【質問者】
佐田憲映 岡山大学リウマチ膠原病内科准教授
強皮症に合併した間質性肺炎に対する治療としてエビデンスが報告されている治療薬はCPAとミコフェノール酸モフェチル(MMF)です。
CPAには無作為化比較試験(RCT)が2つあり,それぞれCPA 1~2mg/kg/日を1年間経口投与する治療法と,低用量ステロイド+CPA 600mg/m2の点滴静注(IVCY)(4週間ごとに6回)を行い,その後,アザチオプリン(AZA)2.5mg/kg/日を経口投与する治療法で,治療開始1年後に評価が行われています。
前者では有意に%努力性肺活量(FVC)の低下を抑制し,49.3%で改善を示しています(プラセボ群では26.4%)。
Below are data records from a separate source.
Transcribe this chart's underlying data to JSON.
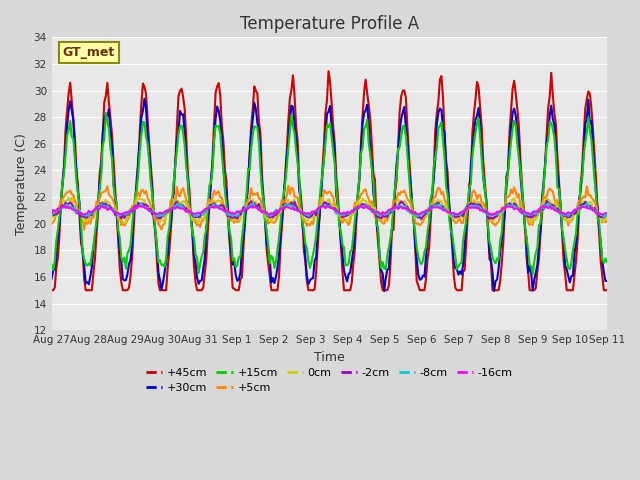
{
  "title": "Temperature Profile A",
  "xlabel": "Time",
  "ylabel": "Temperature (C)",
  "ylim": [
    12,
    34
  ],
  "yticks": [
    12,
    14,
    16,
    18,
    20,
    22,
    24,
    26,
    28,
    30,
    32,
    34
  ],
  "date_labels": [
    "Aug 27",
    "Aug 28",
    "Aug 29",
    "Aug 30",
    "Aug 31",
    "Sep 1",
    "Sep 2",
    "Sep 3",
    "Sep 4",
    "Sep 5",
    "Sep 6",
    "Sep 7",
    "Sep 8",
    "Sep 9",
    "Sep 10",
    "Sep 11"
  ],
  "n_days": 15,
  "series": {
    "+45cm": {
      "color": "#cc0000",
      "lw": 1.5
    },
    "+30cm": {
      "color": "#0000cc",
      "lw": 1.5
    },
    "+15cm": {
      "color": "#00cc00",
      "lw": 1.5
    },
    "+5cm": {
      "color": "#ff8800",
      "lw": 1.5
    },
    "0cm": {
      "color": "#cccc00",
      "lw": 1.5
    },
    "-2cm": {
      "color": "#9900cc",
      "lw": 1.5
    },
    "-8cm": {
      "color": "#00cccc",
      "lw": 1.5
    },
    "-16cm": {
      "color": "#ff00ff",
      "lw": 1.5
    }
  },
  "annotation_text": "GT_met",
  "annotation_bg": "#ffffaa",
  "annotation_border": "#888800"
}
同時に呼吸困難感とQOLの改善も報告されています。後者のRCTは,やや軽症例に対して行われ有意差はないものの%FVCの改善傾向が認められています。有害事象は,CPA群で血球減少(経口)や嘔気(点滴)が多いものの,いずれの試験でも重篤な有害事象に有意差は認められていません。
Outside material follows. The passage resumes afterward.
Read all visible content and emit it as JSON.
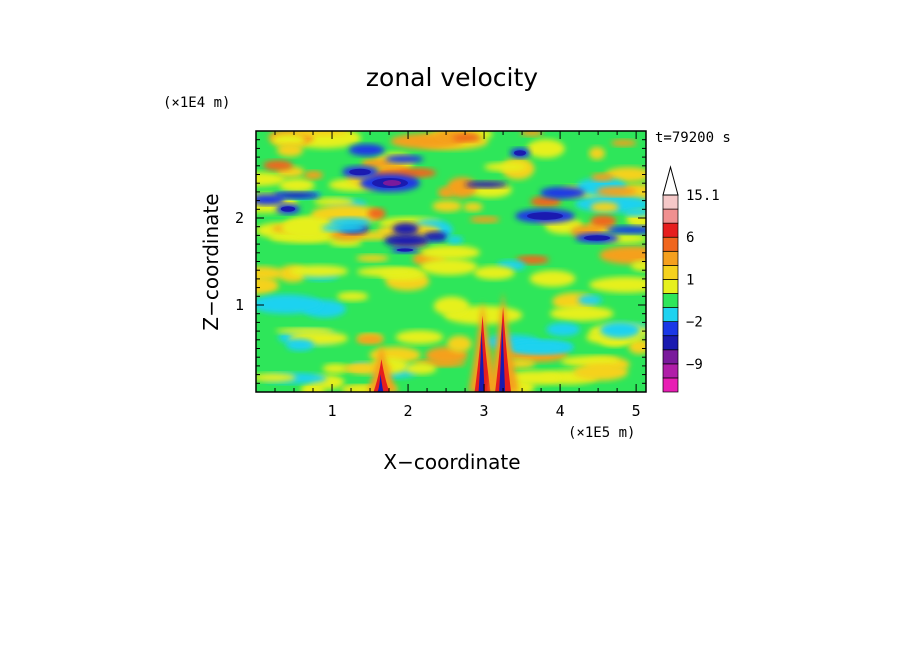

一方で,経口CPAによる試験では1年間の治療終了後も%FVCがさらに改善していく傾向を認めるものの,その1年後(治療開始から2年後)の評価ではプラセボ群のレベルまで再悪化を認めています。CPAは,発癌性,免疫抑制,卵巣機能障害等の有害事象の観点から長期投与が難しい薬剤であり,初期の有効性をいかに維持していくかが今後の課題と言えます。